コラム

なぜ今になって英語の民間試験導入に反発が出ているのか?

2019年09月26日(木)17時10分

先述の通り本来はTOEFL一択でいいとは思いますが、「大人の事情」の結果、多くの国内の企業が新たに作った試験も選択肢として認められています。こちらは、「点が取りやすい」とか「有利になる」などという謳い文句とともに、セールス活動がされている(おかしな話です)ようですが、その検査そのものが「日本の受験生にも点が出やすいように」つまり「ホンモノの言語運用能力ではなく、試験対策なるものが通用する」ような内容に歪められているかどうかは、しっかり監視しなければならないと思います。

それはともかくとして、実施直前のこのタイミングでこれだけの「不安感」が噴出してきたということを見ると、そのこと自体に1つの大きな不安を感じざるを得ません。

それは「民間試験導入が分かっていたにも関わらず、旧態依然とした英語教育を抜本的に変革することが間に合わず、聞くとか話すといった技能について、高校生自身も、また指導した高校教師も全く自信が持てていない」という不安です。
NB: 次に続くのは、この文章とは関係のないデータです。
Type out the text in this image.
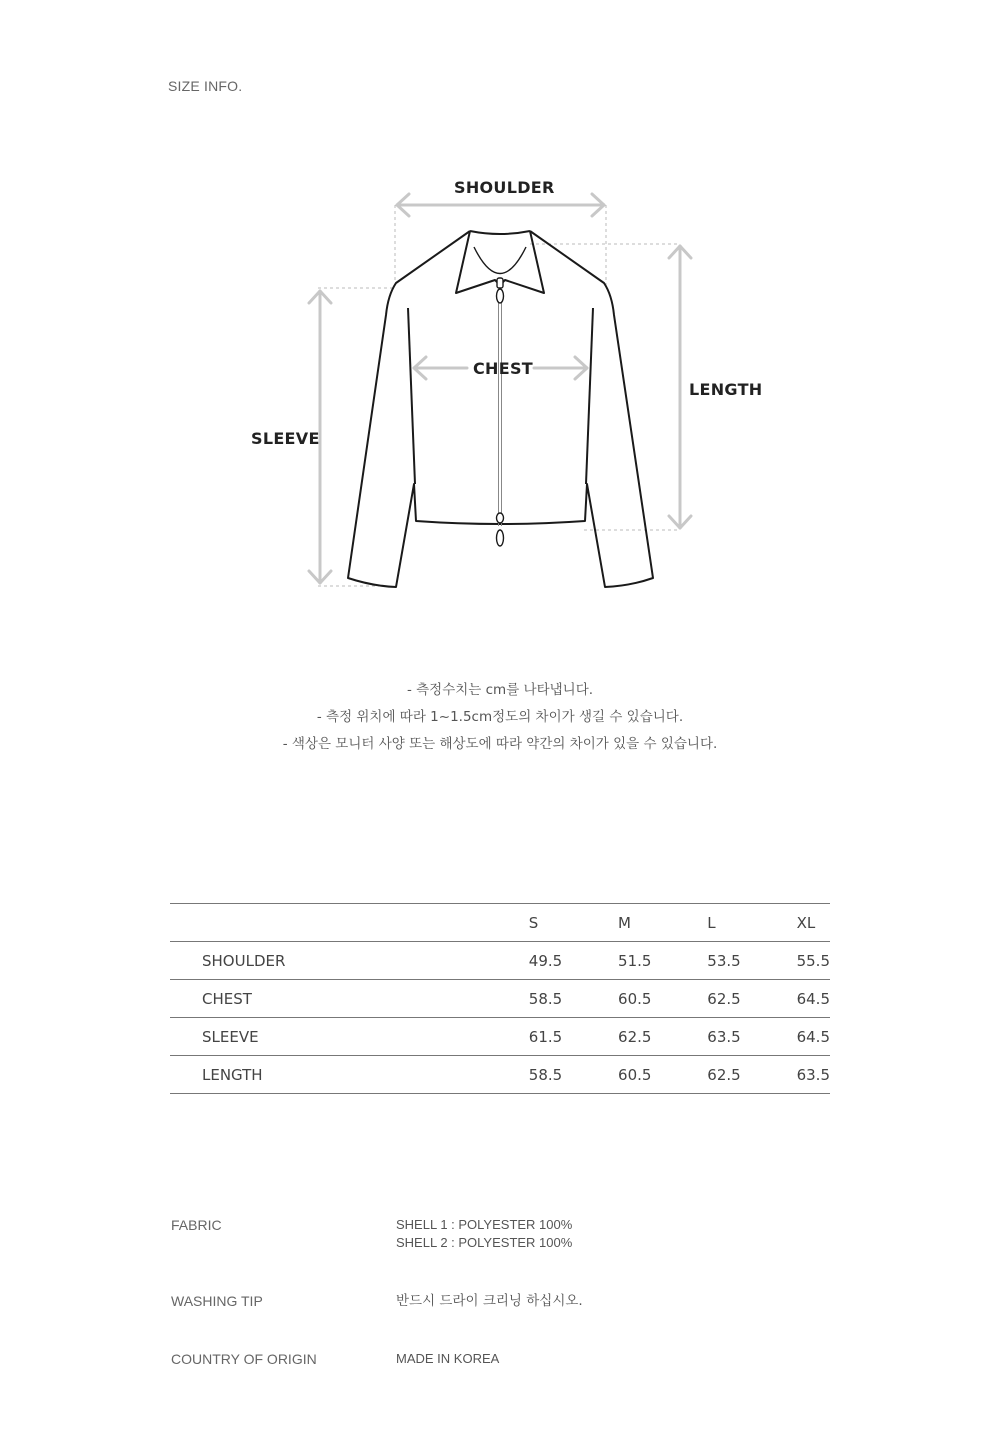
SIZE INFO.
SHOULDER
CHEST
LENGTH
SLEEVE
- 측정수치는 cm를 나타냅니다.
- 측정 위치에 따라 1~1.5cm정도의 차이가 생길 수 있습니다.
- 색상은 모니터 사양 또는 해상도에 따라 약간의 차이가 있을 수 있습니다.
	S	M	L	XL
SHOULDER	49.5	51.5	53.5	55.5
CHEST	58.5	60.5	62.5	64.5
SLEEVE	61.5	62.5	63.5	64.5
LENGTH	58.5	60.5	62.5	63.5
FABRIC	SHELL 1 : POLYESTER 100%
SHELL 2 : POLYESTER 100%
WASHING TIP	반드시 드라이 크리닝 하십시오.
COUNTRY OF ORIGIN	MADE IN KOREA
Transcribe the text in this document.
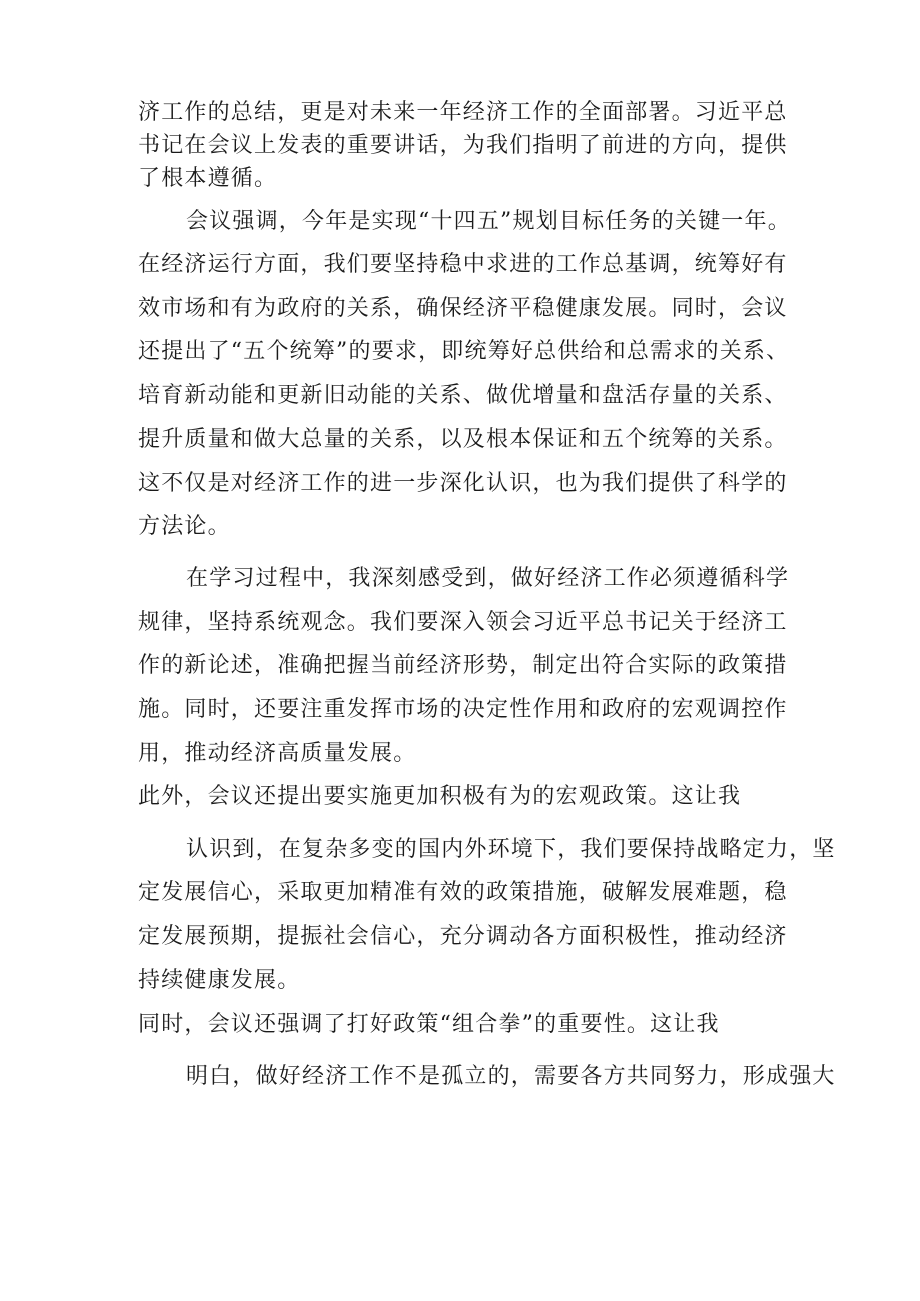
济工作的总结，更是对未来一年经济工作的全面部署。习近平总
书记在会议上发表的重要讲话，为我们指明了前进的方向，提供
了根本遵循。
会议强调，今年是实现“十四五”规划目标任务的关键一年。
在经济运行方面，我们要坚持稳中求进的工作总基调，统筹好有
效市场和有为政府的关系，确保经济平稳健康发展。同时，会议
还提出了“五个统筹”的要求，即统筹好总供给和总需求的关系、
培育新动能和更新旧动能的关系、做优增量和盘活存量的关系、
提升质量和做大总量的关系，以及根本保证和五个统筹的关系。
这不仅是对经济工作的进一步深化认识，也为我们提供了科学的
方法论。
在学习过程中，我深刻感受到，做好经济工作必须遵循科学
规律，坚持系统观念。我们要深入领会习近平总书记关于经济工
作的新论述，准确把握当前经济形势，制定出符合实际的政策措
施。同时，还要注重发挥市场的决定性作用和政府的宏观调控作
用，推动经济高质量发展。
此外，会议还提出要实施更加积极有为的宏观政策。这让我
认识到，在复杂多变的国内外环境下，我们要保持战略定力，坚
定发展信心，采取更加精准有效的政策措施，破解发展难题，稳
定发展预期，提振社会信心，充分调动各方面积极性，推动经济
持续健康发展。
同时，会议还强调了打好政策“组合拳”的重要性。这让我
明白，做好经济工作不是孤立的，需要各方共同努力，形成强大
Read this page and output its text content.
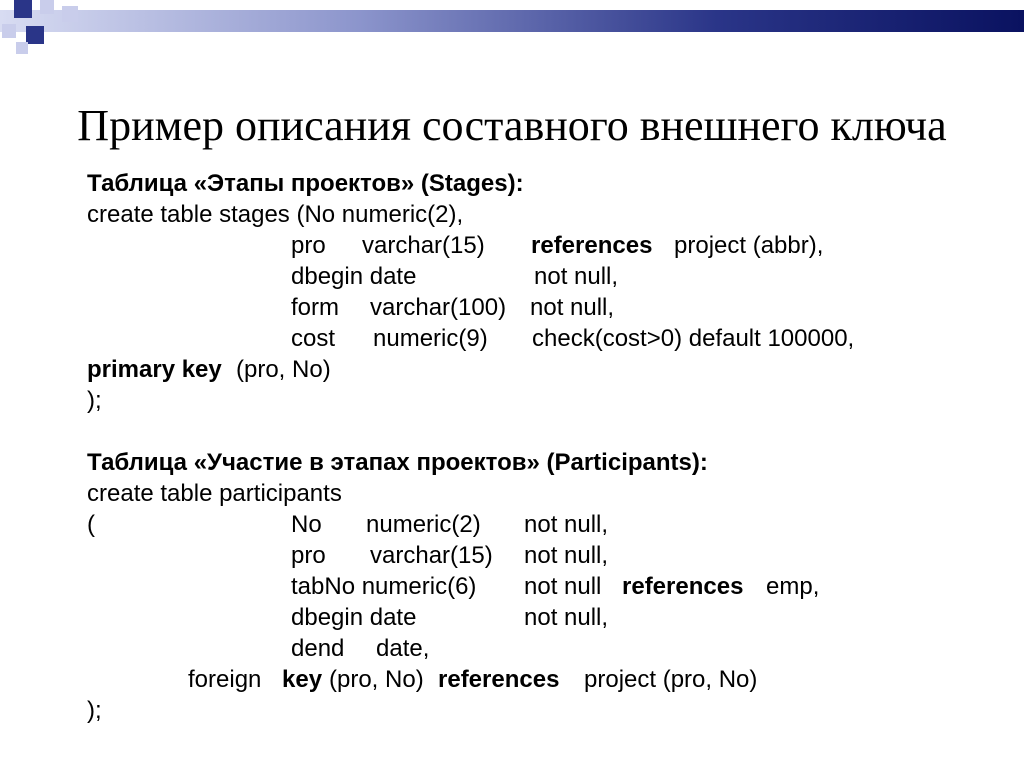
Пример описания составного внешнего ключа
Таблица «Этапы проектов» (Stages):
create table stages (No numeric(2),
pro varchar(15) references project (abbr),
dbegin date	not null,
form varchar(100) not null,
cost numeric(9) check(cost>0) default 100000,
primary key (pro, No)
);
Таблица «Участие в этапах проектов» (Participants):
create table participants
(	No numeric(2) not null,
pro varchar(15) not null,
tabNo numeric(6) not null references emp,
dbegin date	not null,
dend date,
foreign key (pro, No) references project (pro, No)
);
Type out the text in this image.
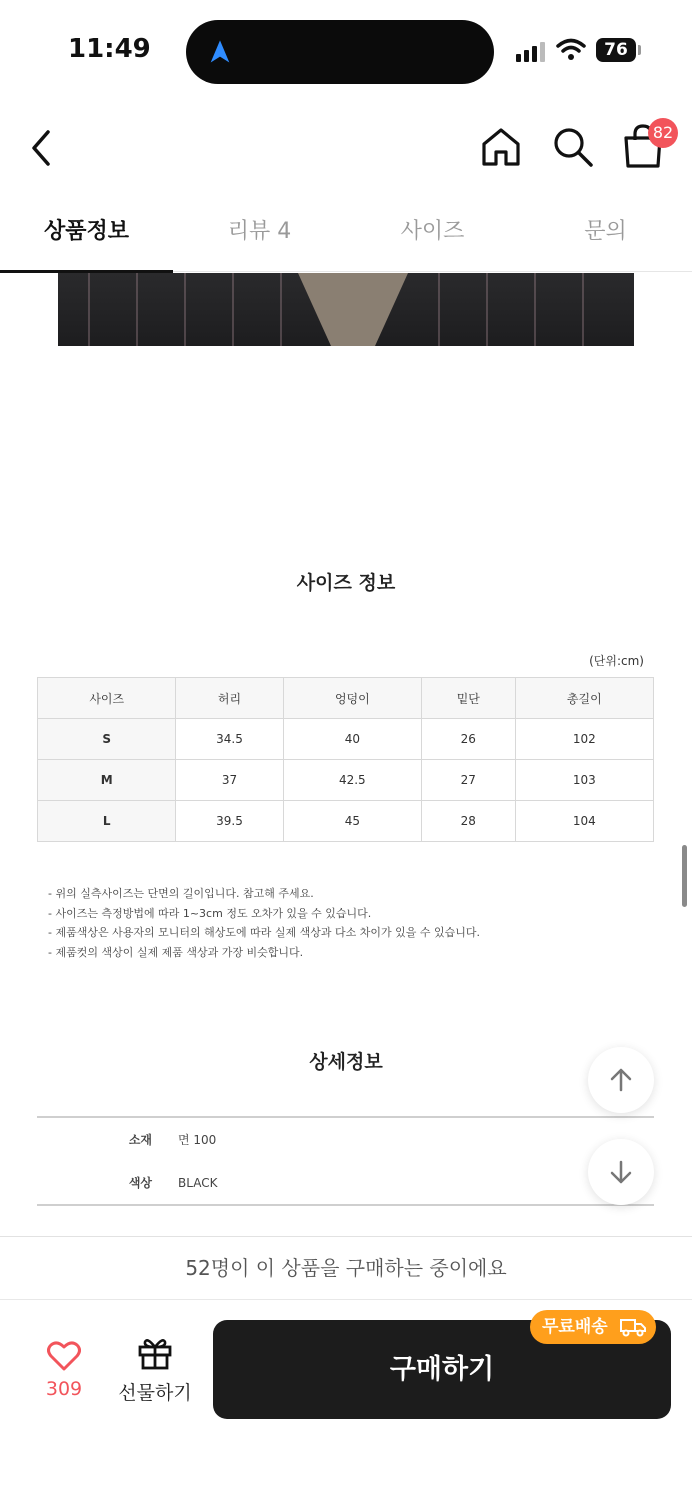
11:49	76
82
상품정보	리뷰 4	사이즈	문의
사이즈 정보
(단위:cm)
사이즈	허리	엉덩이	밑단	총길이
S	34.5	40	26	102
M	37	42.5	27	103
L	39.5	45	28	104
- 위의 실측사이즈는 단면의 길이입니다. 참고해 주세요.
- 사이즈는 측정방법에 따라 1~3cm 정도 오차가 있을 수 있습니다.
- 제품색상은 사용자의 모니터의 해상도에 따라 실제 색상과 다소 차이가 있을 수 있습니다.
- 제품컷의 색상이 실제 제품 색상과 가장 비슷합니다.
상세정보
소재 면 100
색상 BLACK
52명이 이 상품을 구매하는 중이에요
309	선물하기
구매하기
무료배송
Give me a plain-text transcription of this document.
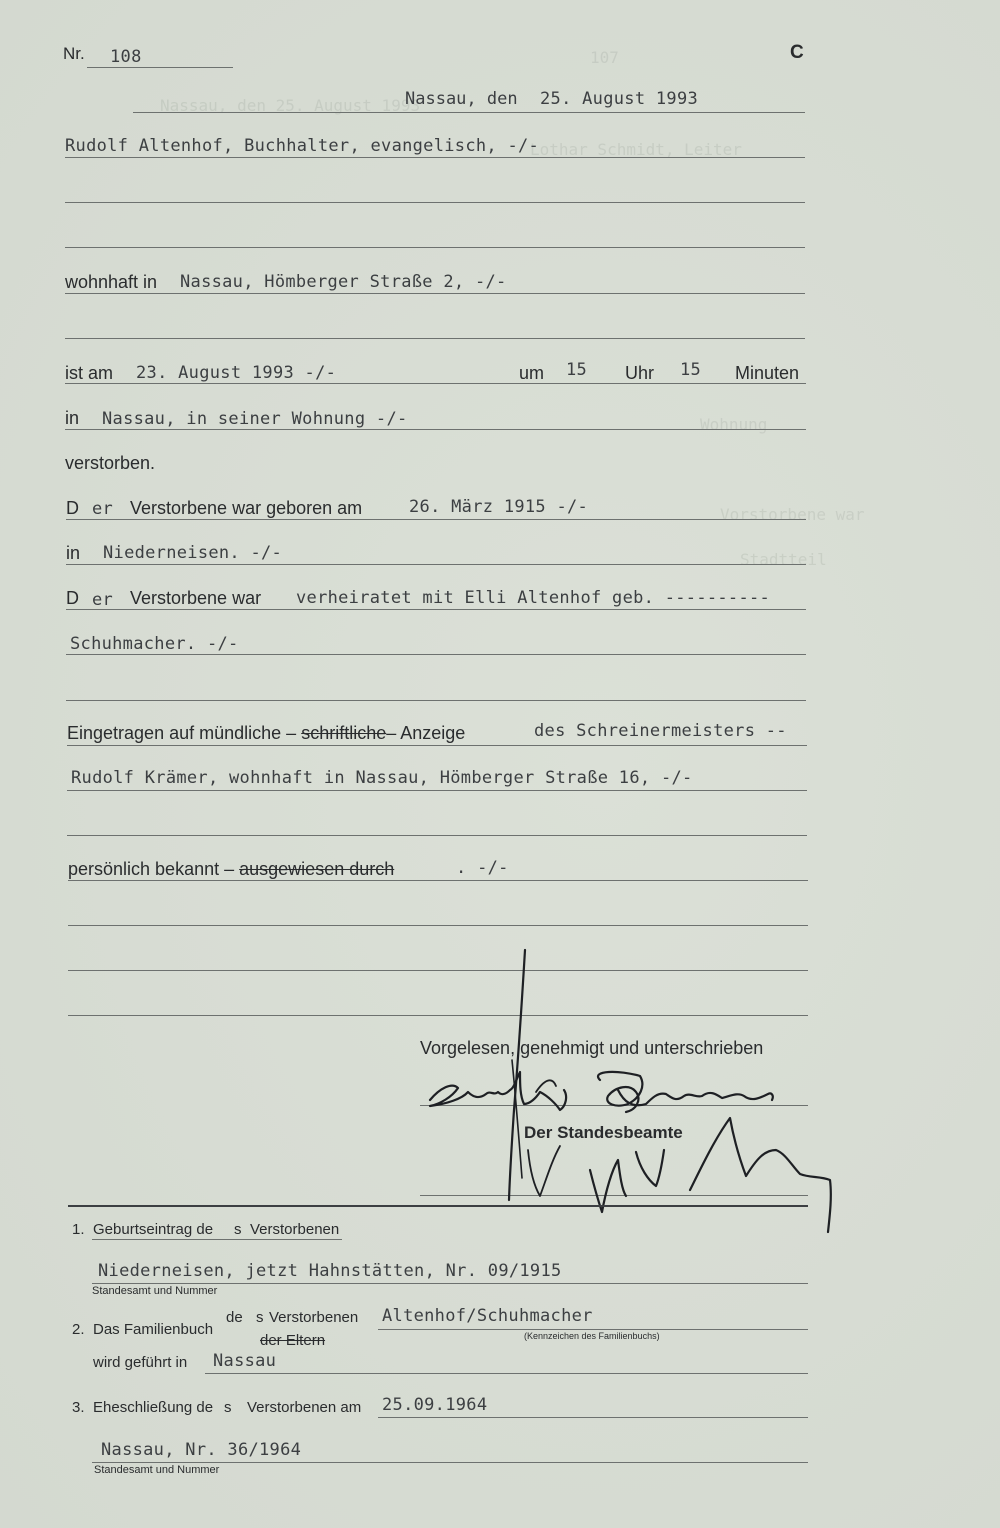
107
Nassau, den 25. August 1993
Lothar Schmidt, Leiter
Wohnung
Vorstorbene war
Stadtteil
Nr. 108	C
Nassau, den 25. August 1993
Rudolf Altenhof, Buchhalter, evangelisch, -/-
wohnhaft in Nassau, Hömberger Straße 2, -/-
ist am 23. August 1993 -/-	um 15 Uhr 15 Minuten
in Nassau, in seiner Wohnung -/-
verstorben.
D er Verstorbene war geboren am	26. März 1915 -/-
in Niederneisen. -/-
D er Verstorbene war verheiratet mit Elli Altenhof geb. ----------
Schuhmacher. -/-
Eingetragen auf mündliche – schriftliche– Anzeige	des Schreinermeisters --
Rudolf Krämer, wohnhaft in Nassau, Hömberger Straße 16, -/-
persönlich bekannt – ausgewiesen durch	. -/-
Vorgelesen, genehmigt und unterschrieben
Der Standesbeamte
1. Geburtseintrag de s Verstorbenen
Niederneisen, jetzt Hahnstätten, Nr. 09/1915
Standesamt und Nummer
2. Das Familienbuch
de s Verstorbenen
der Eltern
Altenhof/Schuhmacher
(Kennzeichen des Familienbuchs)
wird geführt in Nassau
3. Eheschließung de s Verstorbenen am 25.09.1964
Nassau, Nr. 36/1964
Standesamt und Nummer
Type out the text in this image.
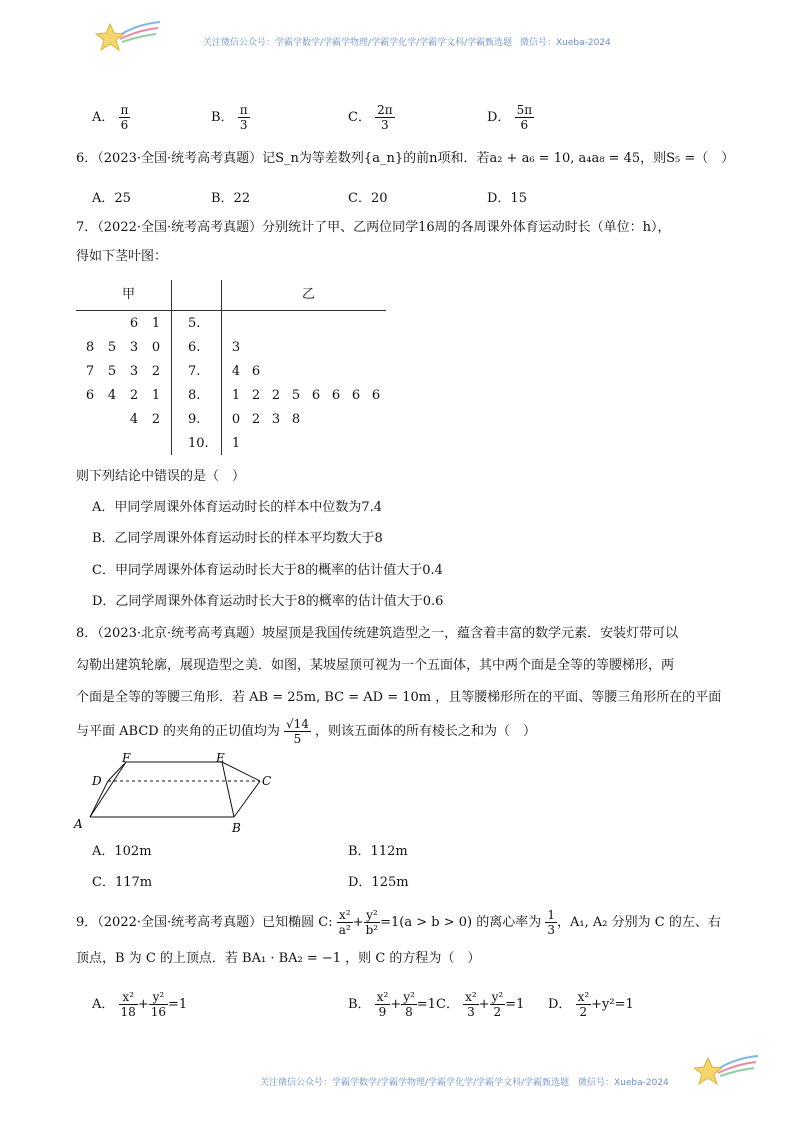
关注微信公众号：学霸学数学/学霸学物理/学霸学化学/学霸学文科/学霸甄选题 微信号：Xueba-2024
A． $\frac{\pi}{6}$	B． $\frac{\pi}{3}$	C． $\frac{2\pi}{3}$	D． $\frac{5\pi}{6}$
6．（2023·全国·统考高考真题）记S_n为等差数列{a_n}的前n项和．若a₂ + a₆ = 10, a₄a₈ = 45，则S₅ =（　）
A．25	B．22	C．20	D．15
7．（2022·全国·统考高考真题）分别统计了甲、乙两位同学16周的各周课外体育运动时长（单位：h），
得如下茎叶图：
甲	乙
6	1	5.
8	5	3	0	6.	3
7	5	3	2	7.	4 6
6	4	2	1	8.	1 2 2 5 6 6 6 6
4	2	9.	0 2 3 8
10.	1
则下列结论中错误的是（　）
A．甲同学周课外体育运动时长的样本中位数为7.4
B．乙同学周课外体育运动时长的样本平均数大于8
C．甲同学周课外体育运动时长大于8的概率的估计值大于0.4
D．乙同学周课外体育运动时长大于8的概率的估计值大于0.6
8．（2023·北京·统考高考真题）坡屋顶是我国传统建筑造型之一，蕴含着丰富的数学元素．安装灯带可以
勾勒出建筑轮廓，展现造型之美．如图，某坡屋顶可视为一个五面体，其中两个面是全等的等腰梯形，两
个面是全等的等腰三角形．若 AB = 25m, BC = AD = 10m ，且等腰梯形所在的平面、等腰三角形所在的平面
与平面 ABCD 的夹角的正切值均为 $\frac{√14}{5}$ ，则该五面体的所有棱长之和为（　）
F	E
D	C
A	B
A．102m	B．112m
C．117m	D．125m
9．（2022·全国·统考高考真题）已知椭圆 C: $\frac{\text{x²}}{\text{a²}} + \frac{\text{y²}}{\text{b²}} =1(a > b > 0)$ 的离心率为 $\frac{1}{3}$ ，A₁, A₂ 分别为 C 的左、右
顶点，B 为 C 的上顶点．若 BA₁ · BA₂ = −1 ，则 C 的方程为（　）
A． $\frac{\text{x²}}{18} + \frac{\text{y²}}{16} =1$	B． $\frac{\text{x²}}{9} + \frac{\text{y²}}{8} =1$ C． $\frac{\text{x²}}{3} + \frac{\text{y²}}{2} =1$ D． $\frac{\text{x²}}{2} +y^2=1$
关注微信公众号：学霸学数学/学霸学物理/学霸学化学/学霸学文科/学霸甄选题 微信号：Xueba-2024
そうだとすれば、試験に対する不安感や反発というのは、日本の学校現場における英語教育が「変わらなくてはならないが変われない」という状況を抱えて混乱していることのあらわれ――そう理解することができます。仮にそうだとすれば、決していい状況ではありませんが、とにかく新しい制度が「変らなくてはならない」という現実を突き付けているのは事実でしょう。現在の混乱はそのように理解できると考えられます。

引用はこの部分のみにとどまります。